Panel Paper: Where to Target Grant Aid: Heterogeneous Persistence and Financial Aid Effects by Income

Saturday, April 8, 2017 : 8:50 AM
Founders Hall Room 311 (George Mason University Schar School of Policy)

*Names in bold indicate Presenter

B. Heath Witzen, University of Maryland, College Park
Many federal and state programs that provide grants for postsecondary education tie grant generosity to a student’s family income or have strict income thresholds for eligibility. To target students who benefit the most from additional grant aid, it is important to understand the effects of an additional dollar of grant aid on the overall composition of a student’s financial aid awards and academic performance at different levels of family income. I investigate responses to grant aid using student-level data from the Maryland Longitudinal Data System, Maryland’s central repository for education and workforce data.

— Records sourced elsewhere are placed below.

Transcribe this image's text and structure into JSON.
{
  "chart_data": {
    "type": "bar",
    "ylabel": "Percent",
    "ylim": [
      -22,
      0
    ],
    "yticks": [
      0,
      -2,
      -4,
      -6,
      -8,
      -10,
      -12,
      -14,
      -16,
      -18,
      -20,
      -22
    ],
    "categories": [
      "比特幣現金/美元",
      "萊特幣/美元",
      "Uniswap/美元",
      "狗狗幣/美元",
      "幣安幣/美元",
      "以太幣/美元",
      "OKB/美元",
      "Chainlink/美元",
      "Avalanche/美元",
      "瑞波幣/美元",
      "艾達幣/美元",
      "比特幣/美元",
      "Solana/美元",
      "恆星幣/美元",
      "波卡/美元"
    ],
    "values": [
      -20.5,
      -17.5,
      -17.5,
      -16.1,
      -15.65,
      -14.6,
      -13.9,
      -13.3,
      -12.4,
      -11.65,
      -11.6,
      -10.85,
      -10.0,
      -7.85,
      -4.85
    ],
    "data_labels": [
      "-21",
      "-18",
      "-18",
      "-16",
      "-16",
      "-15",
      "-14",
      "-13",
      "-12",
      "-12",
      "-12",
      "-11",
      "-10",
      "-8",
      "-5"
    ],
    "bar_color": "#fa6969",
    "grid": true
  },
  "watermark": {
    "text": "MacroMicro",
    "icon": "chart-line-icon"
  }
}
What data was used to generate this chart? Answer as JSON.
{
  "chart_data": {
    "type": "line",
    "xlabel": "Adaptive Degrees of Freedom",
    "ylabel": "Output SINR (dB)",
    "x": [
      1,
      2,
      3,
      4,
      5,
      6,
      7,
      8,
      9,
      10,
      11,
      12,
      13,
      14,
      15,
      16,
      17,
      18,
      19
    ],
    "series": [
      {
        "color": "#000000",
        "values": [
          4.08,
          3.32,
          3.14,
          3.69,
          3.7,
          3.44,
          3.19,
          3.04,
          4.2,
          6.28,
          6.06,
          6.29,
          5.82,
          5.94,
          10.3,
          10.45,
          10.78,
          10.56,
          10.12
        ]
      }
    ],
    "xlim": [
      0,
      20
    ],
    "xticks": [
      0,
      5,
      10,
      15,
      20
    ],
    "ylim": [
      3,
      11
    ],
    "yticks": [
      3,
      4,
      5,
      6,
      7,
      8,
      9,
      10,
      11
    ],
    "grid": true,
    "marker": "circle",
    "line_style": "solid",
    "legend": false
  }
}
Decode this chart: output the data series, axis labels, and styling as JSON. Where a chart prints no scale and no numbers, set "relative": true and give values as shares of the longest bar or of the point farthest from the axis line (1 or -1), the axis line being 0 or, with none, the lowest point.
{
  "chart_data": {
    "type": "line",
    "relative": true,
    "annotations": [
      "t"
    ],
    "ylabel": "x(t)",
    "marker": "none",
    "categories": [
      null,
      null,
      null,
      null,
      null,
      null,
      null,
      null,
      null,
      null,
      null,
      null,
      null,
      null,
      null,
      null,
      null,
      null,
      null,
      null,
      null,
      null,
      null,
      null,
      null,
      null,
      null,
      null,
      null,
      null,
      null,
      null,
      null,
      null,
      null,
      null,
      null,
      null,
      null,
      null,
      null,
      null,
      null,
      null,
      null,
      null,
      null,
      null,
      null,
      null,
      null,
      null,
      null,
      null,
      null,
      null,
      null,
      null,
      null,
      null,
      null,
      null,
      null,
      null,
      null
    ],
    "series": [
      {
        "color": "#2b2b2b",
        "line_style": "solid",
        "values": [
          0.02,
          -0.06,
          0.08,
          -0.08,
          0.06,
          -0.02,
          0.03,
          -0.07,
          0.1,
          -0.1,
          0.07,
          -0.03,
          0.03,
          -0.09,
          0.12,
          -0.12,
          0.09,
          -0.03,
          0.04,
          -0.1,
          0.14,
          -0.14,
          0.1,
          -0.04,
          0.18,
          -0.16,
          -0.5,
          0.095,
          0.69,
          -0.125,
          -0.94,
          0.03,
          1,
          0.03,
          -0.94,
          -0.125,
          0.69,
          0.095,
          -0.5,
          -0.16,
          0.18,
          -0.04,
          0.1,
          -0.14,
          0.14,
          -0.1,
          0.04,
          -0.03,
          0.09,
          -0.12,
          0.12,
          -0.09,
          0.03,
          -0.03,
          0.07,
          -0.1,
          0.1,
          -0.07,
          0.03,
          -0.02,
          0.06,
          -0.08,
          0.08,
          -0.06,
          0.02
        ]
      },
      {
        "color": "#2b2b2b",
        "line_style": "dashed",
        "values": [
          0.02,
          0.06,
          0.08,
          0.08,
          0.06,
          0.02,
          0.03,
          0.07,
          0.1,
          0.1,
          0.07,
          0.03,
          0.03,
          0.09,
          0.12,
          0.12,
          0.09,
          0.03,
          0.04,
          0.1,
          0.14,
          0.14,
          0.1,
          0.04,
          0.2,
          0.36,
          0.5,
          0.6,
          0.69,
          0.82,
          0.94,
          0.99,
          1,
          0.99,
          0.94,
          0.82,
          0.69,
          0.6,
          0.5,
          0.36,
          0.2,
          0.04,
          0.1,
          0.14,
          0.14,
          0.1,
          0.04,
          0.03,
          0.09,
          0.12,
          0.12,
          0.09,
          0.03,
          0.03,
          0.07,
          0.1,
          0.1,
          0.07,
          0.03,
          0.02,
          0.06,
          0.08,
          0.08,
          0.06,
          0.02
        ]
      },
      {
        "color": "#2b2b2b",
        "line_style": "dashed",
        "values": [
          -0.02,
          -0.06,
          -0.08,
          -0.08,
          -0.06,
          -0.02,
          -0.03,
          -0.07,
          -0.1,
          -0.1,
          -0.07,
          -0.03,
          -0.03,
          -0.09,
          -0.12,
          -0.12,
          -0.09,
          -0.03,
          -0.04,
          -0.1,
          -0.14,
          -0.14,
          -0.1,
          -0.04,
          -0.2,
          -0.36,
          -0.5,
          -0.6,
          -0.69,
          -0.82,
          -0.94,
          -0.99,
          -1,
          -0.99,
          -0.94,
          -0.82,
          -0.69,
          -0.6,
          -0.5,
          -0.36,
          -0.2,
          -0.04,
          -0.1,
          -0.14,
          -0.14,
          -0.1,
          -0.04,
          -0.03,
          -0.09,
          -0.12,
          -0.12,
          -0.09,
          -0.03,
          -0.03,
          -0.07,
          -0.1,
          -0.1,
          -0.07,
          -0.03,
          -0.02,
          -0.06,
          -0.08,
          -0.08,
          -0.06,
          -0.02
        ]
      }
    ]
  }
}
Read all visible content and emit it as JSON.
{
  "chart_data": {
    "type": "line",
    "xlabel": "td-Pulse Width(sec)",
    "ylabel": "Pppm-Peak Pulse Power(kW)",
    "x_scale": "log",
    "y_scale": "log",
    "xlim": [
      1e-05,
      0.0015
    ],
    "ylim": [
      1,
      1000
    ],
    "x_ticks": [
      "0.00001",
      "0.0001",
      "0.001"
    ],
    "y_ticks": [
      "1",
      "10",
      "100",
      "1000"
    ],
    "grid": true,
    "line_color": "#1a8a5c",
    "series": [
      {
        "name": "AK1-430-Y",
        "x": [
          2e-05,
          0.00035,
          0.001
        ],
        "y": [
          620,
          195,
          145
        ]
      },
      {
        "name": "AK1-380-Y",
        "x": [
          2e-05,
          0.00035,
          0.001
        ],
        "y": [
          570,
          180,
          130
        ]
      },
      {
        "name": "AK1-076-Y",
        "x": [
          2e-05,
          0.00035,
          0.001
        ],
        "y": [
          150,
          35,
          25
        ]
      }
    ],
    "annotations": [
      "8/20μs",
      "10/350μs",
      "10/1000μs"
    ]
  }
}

Using the variation in the eligibility criteria of the Maryland Educational Assistance (EA) Grant during the 2008-2015 period, this paper uses a regression discontinuity framework to estimate the heterogeneous effects of an additional dollar of grant aid on a student’s persistence from the first to second year, as well as the composition of a student’s financial aid package during the first year. Using data on earnings, I also investigate whether receiving additional grant aid results in students earning less from employment during the academic year. I find that, on average, $1,000 in EA grant aid results in a 1.3 percentage point effect on persistence to the second year, and that these effects are strongest at lower incomes (with close to a 3 percentage point effect for students with family incomes around $45,000 -$52,000) and generally are small or close to zero for students at higher levels of income. These persistence effects are larger for these students despite lower institutional grant aid and student loan receipt in response to the EA grant. In general, I find no effect on earnings on average, though find suggestive (though imprecisely estimated) evidence that students at lower incomes may earn less during the academic year in response to the grant.